Why did you come here? Maria wants to ask. Why don’t you go home? Why don’t you shut up? The skin around her eyes is fragile from fatigue; she’s afraid it will crack if she touches it. Still, she wants to cover her eyes and ears to block out these women and the blaring of the television set, elevated like a worshiped god. But if she could cut out the sensations coming to her from the outside, she would have only what was in her own mind, more seriously tormenting than the chatter of the women or the overbright TV commentators, speaking of the weather in the west.
If she banishes the stimulus of the outside world, she will have to say the words “Who is my daughter?” To come to terms with the strangeness of the idea that her daughter is someone she doesn’t know—as you would have to recognize, lying on the side of the road on which you were being driven in an ambulance, a limb that had been cut off your own body.

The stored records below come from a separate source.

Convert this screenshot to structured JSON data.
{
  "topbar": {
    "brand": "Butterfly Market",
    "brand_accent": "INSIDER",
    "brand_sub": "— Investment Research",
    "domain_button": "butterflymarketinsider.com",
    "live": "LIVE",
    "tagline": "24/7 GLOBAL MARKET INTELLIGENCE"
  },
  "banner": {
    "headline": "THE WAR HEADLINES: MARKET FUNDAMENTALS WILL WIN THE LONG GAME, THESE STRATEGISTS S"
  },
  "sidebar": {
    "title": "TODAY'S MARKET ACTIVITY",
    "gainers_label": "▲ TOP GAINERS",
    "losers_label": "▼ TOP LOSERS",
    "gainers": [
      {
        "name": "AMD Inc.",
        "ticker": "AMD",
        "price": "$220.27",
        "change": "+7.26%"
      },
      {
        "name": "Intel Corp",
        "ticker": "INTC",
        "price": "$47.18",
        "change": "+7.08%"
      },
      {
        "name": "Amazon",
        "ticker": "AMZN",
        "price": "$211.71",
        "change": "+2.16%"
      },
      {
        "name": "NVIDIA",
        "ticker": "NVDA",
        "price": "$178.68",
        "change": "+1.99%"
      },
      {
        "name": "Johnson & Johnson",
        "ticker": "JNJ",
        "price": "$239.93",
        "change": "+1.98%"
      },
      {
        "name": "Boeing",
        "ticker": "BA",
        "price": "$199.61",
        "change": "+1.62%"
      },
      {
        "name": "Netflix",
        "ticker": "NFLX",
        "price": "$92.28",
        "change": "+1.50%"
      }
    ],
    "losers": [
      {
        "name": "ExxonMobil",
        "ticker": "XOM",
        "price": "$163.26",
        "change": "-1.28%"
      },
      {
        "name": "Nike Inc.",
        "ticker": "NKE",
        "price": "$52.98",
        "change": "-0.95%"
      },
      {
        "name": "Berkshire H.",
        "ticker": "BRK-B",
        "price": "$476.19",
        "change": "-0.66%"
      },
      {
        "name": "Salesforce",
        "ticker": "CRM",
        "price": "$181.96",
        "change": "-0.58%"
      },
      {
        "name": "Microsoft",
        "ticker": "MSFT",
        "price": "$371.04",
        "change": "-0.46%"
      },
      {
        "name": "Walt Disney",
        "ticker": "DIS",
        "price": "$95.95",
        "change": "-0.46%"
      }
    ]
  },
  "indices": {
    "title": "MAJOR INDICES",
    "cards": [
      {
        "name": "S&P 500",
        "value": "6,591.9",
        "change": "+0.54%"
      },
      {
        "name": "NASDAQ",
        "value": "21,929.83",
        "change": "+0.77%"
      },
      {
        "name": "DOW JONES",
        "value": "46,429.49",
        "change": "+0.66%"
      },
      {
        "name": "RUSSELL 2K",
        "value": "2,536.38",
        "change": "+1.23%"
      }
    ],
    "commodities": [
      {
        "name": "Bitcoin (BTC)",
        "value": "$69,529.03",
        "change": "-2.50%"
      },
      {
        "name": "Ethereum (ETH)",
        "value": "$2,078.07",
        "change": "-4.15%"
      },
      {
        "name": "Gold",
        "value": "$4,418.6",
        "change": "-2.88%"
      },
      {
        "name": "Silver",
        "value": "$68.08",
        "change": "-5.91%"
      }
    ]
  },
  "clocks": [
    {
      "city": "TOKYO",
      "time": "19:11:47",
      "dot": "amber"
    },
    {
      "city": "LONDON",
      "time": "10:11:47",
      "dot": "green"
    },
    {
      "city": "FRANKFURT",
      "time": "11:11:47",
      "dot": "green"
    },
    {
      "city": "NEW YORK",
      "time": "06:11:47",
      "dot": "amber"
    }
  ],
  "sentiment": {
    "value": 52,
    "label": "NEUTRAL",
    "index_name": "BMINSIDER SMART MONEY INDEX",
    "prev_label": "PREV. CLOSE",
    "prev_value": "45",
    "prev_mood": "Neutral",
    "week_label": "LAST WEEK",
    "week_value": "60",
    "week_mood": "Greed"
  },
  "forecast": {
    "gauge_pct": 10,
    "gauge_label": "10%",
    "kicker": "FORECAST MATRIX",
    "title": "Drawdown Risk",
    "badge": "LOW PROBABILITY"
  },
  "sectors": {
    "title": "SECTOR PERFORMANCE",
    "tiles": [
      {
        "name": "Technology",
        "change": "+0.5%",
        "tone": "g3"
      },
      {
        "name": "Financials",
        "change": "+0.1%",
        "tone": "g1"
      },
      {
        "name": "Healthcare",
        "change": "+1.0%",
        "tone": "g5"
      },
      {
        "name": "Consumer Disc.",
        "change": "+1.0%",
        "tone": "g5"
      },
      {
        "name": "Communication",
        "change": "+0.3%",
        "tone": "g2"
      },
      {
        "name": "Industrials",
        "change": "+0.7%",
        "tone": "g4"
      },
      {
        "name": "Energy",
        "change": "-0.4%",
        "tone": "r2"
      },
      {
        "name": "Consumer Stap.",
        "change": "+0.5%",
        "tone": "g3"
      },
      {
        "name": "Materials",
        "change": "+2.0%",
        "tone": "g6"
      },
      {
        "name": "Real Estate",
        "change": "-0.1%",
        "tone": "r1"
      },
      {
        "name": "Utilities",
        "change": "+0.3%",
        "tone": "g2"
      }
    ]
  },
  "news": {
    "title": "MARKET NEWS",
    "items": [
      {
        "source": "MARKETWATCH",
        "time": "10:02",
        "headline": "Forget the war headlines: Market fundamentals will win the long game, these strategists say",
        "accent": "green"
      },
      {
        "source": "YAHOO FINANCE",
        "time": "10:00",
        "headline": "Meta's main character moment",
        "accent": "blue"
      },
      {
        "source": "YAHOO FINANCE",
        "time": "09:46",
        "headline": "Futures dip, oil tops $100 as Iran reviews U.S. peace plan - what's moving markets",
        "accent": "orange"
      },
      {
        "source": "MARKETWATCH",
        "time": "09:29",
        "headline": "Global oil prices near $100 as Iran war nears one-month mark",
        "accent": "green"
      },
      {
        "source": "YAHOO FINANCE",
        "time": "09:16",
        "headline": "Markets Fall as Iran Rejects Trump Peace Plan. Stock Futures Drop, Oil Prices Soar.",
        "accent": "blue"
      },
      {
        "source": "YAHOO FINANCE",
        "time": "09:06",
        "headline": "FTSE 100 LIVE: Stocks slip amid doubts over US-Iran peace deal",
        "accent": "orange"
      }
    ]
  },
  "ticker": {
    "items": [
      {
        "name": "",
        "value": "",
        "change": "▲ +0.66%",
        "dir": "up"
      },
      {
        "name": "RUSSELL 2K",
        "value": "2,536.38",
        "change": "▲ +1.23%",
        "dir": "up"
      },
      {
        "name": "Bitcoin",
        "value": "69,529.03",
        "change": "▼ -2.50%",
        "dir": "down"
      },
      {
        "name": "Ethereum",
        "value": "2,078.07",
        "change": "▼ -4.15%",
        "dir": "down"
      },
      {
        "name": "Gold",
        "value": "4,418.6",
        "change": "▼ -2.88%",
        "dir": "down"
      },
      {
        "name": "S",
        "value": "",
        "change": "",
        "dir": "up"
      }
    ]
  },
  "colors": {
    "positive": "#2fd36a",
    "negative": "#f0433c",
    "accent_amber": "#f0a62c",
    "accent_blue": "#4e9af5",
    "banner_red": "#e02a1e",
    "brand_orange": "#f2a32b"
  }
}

Her daughter is doing things, saying things, the meaning of which she cannot even begin to understand. Her daughter is under a suicide watch. Her daughter is saying that because of the death of a young boy of whom Maria has never heard, because of the Irish peace process, in which Maria has only marginal interest, because of the nature of human beings to do harm, she is ready to die. But who has harmed you? she wants to say to Pearl, shaking her by the shoulders impatiently, a prosecutor, not a comforter. Have I not kept you away from harm? If anyone had harmed you, couldn’t you have come to me? The loud woman’s words come to her mind: I would have settled their hash. She sees herself stirring up an enormous mountain of hash, and bringing her daughter to it by the hand, so she could watch her mother flattening it down, smoothing it with a shovel.